Та от изумления и восторга даже приоткрыла рот. Она всё ещё не могла до конца поверить в реальность происходящего. Но, переборов свой страх, она неуверенно, робко протянула свою руку вперёд. И самка, к её полнейшему восторгу, позволила ей прикоснуться к своей тёплой, бархатистой холке.

— Я… я могу… я могу с вами сфотографироваться?! — задыхаясь от переполнявших её эмоций, почти благоговейным шёпотом выдохнула Мари, лихорадочно доставая из кармана свой телефон.

Шикамару только молча, с лёгкой усмешкой, кивнул ей в ответ. И потом, с какой-то совершенно новой, озорной интонацией в голосе, добавил, обращаясь скорее к оленю-самцу, чем к сестре:

— Можешь даже попробовать сесть на него верхом, если наш уважаемый отец семейства будет не против.

Он снова перевёл свой взгляд на могучего самца.

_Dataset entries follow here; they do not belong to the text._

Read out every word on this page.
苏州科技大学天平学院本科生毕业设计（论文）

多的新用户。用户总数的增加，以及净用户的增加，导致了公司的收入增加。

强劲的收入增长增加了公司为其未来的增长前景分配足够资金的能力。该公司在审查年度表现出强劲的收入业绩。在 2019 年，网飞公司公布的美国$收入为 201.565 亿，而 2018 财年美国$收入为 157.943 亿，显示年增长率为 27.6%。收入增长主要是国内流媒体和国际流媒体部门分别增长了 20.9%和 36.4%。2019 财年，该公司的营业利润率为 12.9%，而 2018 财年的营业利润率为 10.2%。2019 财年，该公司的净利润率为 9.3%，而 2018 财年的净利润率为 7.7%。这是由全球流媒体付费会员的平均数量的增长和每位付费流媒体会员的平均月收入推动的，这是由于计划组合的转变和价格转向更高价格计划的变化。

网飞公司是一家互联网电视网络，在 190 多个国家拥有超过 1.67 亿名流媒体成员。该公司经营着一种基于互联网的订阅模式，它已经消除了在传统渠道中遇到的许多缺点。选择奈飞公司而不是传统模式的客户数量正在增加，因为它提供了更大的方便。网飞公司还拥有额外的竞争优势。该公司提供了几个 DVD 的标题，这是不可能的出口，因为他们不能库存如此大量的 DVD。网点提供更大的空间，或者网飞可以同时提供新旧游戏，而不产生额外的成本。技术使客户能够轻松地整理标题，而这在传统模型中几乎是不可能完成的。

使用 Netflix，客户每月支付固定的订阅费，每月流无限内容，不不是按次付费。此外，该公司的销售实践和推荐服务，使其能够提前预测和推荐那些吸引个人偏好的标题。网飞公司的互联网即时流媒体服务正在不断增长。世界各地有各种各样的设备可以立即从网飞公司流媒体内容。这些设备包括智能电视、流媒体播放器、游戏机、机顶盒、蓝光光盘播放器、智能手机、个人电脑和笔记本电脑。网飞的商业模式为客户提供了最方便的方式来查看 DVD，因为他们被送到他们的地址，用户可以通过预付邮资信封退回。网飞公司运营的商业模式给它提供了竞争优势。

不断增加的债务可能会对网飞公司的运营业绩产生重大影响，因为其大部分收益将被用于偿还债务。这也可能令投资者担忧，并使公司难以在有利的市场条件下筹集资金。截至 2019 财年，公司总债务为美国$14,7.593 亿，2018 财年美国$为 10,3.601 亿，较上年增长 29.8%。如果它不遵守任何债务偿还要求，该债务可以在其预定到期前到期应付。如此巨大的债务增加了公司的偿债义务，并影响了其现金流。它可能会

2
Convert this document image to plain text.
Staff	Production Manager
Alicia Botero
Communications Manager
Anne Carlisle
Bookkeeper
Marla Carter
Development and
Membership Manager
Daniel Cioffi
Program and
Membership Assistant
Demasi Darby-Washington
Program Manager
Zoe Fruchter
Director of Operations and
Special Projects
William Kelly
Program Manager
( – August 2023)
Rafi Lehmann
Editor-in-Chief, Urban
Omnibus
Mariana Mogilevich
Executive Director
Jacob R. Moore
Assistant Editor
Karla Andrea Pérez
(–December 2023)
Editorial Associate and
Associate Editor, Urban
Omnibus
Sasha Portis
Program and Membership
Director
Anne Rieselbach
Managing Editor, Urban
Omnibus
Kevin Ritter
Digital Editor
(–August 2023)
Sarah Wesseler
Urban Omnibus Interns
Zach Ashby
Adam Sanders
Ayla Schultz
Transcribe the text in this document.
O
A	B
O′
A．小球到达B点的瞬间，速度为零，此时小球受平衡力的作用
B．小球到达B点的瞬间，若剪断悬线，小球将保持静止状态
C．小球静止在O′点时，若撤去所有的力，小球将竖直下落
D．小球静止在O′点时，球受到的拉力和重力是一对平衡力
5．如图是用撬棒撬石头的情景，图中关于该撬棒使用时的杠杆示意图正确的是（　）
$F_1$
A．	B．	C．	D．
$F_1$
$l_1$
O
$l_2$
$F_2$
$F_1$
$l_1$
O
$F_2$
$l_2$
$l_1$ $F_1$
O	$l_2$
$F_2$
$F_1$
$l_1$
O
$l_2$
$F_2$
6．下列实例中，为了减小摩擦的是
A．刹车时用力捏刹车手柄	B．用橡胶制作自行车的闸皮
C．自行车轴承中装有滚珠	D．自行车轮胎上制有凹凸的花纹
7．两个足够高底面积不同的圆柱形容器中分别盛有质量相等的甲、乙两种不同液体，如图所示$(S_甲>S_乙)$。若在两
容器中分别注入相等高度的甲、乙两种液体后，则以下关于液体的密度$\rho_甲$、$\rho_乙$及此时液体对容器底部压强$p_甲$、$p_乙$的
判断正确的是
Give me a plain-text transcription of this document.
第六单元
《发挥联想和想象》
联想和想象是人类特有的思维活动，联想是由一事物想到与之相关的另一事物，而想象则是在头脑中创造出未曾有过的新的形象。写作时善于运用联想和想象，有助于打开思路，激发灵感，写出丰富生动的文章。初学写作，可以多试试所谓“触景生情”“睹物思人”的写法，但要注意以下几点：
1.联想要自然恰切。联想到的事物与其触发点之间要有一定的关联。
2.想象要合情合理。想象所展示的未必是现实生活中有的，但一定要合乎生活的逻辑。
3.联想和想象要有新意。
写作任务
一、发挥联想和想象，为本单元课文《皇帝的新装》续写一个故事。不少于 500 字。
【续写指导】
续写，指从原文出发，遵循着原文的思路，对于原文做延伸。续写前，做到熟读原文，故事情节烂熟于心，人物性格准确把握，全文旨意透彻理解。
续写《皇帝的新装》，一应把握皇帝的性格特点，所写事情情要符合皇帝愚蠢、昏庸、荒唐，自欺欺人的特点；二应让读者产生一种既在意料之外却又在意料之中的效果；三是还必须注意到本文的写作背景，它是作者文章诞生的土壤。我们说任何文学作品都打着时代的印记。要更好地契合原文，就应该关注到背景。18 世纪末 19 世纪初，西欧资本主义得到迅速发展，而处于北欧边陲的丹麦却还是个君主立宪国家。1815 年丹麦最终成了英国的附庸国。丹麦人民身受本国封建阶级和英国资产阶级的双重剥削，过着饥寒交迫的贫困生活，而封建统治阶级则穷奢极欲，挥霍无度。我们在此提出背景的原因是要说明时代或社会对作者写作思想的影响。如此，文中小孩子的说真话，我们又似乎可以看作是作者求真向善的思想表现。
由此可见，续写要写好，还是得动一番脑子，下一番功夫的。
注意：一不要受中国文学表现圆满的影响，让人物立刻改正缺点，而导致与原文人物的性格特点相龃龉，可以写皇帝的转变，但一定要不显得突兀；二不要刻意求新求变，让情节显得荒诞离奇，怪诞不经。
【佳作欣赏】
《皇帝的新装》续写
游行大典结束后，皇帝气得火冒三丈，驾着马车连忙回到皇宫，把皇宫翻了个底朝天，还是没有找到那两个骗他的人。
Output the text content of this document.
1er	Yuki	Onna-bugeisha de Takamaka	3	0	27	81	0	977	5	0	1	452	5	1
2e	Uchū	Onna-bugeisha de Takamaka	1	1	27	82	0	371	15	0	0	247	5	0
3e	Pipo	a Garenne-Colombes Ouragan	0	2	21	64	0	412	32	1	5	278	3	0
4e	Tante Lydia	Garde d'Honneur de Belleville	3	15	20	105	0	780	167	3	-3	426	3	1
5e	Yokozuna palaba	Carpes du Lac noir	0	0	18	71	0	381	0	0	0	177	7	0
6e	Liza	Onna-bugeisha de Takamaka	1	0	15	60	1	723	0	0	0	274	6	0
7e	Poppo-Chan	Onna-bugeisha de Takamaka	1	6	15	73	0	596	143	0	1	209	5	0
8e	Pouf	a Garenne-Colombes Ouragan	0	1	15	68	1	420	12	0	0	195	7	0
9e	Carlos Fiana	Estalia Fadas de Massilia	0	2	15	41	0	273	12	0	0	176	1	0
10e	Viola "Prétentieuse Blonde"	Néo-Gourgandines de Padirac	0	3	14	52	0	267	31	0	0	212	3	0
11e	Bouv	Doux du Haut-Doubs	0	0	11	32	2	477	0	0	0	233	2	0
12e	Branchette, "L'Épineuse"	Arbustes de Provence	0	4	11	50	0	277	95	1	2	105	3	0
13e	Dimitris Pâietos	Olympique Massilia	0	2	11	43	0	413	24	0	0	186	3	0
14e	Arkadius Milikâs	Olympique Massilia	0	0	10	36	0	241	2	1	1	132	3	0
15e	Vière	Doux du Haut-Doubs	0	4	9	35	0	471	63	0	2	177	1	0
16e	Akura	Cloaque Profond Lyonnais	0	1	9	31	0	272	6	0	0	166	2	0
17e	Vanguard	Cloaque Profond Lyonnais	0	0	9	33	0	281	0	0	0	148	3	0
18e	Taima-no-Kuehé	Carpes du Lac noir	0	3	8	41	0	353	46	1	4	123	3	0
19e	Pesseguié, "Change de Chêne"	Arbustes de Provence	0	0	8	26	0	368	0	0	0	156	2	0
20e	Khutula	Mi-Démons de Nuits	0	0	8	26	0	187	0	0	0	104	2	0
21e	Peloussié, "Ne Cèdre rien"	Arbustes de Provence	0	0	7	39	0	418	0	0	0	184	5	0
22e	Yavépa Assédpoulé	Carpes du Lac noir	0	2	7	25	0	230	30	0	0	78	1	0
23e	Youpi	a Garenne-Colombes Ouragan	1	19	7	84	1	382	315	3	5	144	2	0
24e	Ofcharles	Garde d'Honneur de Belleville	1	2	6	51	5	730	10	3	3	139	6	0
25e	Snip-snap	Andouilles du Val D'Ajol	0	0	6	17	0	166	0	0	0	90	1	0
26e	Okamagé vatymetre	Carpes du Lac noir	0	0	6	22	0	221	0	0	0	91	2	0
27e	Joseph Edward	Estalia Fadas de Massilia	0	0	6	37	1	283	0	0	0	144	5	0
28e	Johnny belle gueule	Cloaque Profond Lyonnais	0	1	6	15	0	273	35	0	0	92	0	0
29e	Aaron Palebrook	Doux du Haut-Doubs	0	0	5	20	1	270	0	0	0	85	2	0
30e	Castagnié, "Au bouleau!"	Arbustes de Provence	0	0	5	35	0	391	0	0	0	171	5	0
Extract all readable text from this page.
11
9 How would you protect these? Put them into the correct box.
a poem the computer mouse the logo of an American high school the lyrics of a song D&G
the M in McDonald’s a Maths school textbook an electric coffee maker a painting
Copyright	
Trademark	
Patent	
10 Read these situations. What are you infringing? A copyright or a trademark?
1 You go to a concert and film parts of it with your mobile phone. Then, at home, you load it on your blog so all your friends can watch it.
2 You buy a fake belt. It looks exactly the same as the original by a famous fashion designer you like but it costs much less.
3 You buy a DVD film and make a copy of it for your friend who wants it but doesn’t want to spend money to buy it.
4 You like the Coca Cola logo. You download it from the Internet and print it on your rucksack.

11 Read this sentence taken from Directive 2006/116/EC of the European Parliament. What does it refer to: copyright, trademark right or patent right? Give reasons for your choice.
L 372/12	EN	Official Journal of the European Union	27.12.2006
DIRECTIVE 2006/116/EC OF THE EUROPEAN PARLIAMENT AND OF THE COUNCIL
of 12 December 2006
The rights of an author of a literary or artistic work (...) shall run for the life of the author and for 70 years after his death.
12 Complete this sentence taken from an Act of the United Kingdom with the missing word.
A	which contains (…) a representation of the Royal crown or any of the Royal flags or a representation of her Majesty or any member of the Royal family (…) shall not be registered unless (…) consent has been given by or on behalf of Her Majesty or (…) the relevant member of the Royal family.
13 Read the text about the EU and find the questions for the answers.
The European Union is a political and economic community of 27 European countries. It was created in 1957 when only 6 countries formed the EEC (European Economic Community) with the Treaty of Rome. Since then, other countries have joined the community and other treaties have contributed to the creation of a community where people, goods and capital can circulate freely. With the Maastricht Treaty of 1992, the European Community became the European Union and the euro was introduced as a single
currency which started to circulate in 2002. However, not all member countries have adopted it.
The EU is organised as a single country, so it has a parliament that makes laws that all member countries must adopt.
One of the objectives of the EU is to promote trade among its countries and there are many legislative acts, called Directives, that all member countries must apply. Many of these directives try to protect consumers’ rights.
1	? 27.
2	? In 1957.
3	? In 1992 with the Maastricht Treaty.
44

Медленно. Сосредоточенно. Словно передавая ему свою мысль, свою просьбу, телепатически.

И — о, чудо! — словно в ответ на его невысказанную просьбу, огромный олень действительно сделал ещё один шаг вперёд и медленно, грациозно, опустился на передние колени, приглашая.

Мари, дрожа всем телом от невероятного восторга и переполняющих её эмоций, осторожно, с замиранием сердца, подошла и несмело опустилась на его широкую, сильную спину. Фото. Потом, торопливо, второе. И… ещё одно — общее, вместе с братом, который подошёл и встал рядом. На рассвете, среди вековых деревьев, в лучах восходящего солнца. Это была поистине волшебная, почти нереальная картина.

Потом олень плавно, без усилий, поднялся на ноги. Но не убежал. Он ещё несколько секунд просто стоял и смотрел на них своими умными, всё понимающими глазами. Последний раз.

Самка тем временем мягко, почти по-матерински, толкнула своего малыша мордой, разворачивая его в сторону леса. И всё их небольшое оленье стадо, так же бесшумно, как и появилось, начало медленно уходить вглубь лесной чащи. Без единого звука. Только лёгкий, едва слышный шорох опавшей листвы под их копытами и последнее, прощальное…

Фф-ф-фыр.

Они ушли. А Шикамару и Мари ещё долго стояли на опушке, молча, потрясённые, не в силах вымолвить ни слова, глядя им вслед, пока их грациозные силуэты окончательно не растворились в утреннем тумане.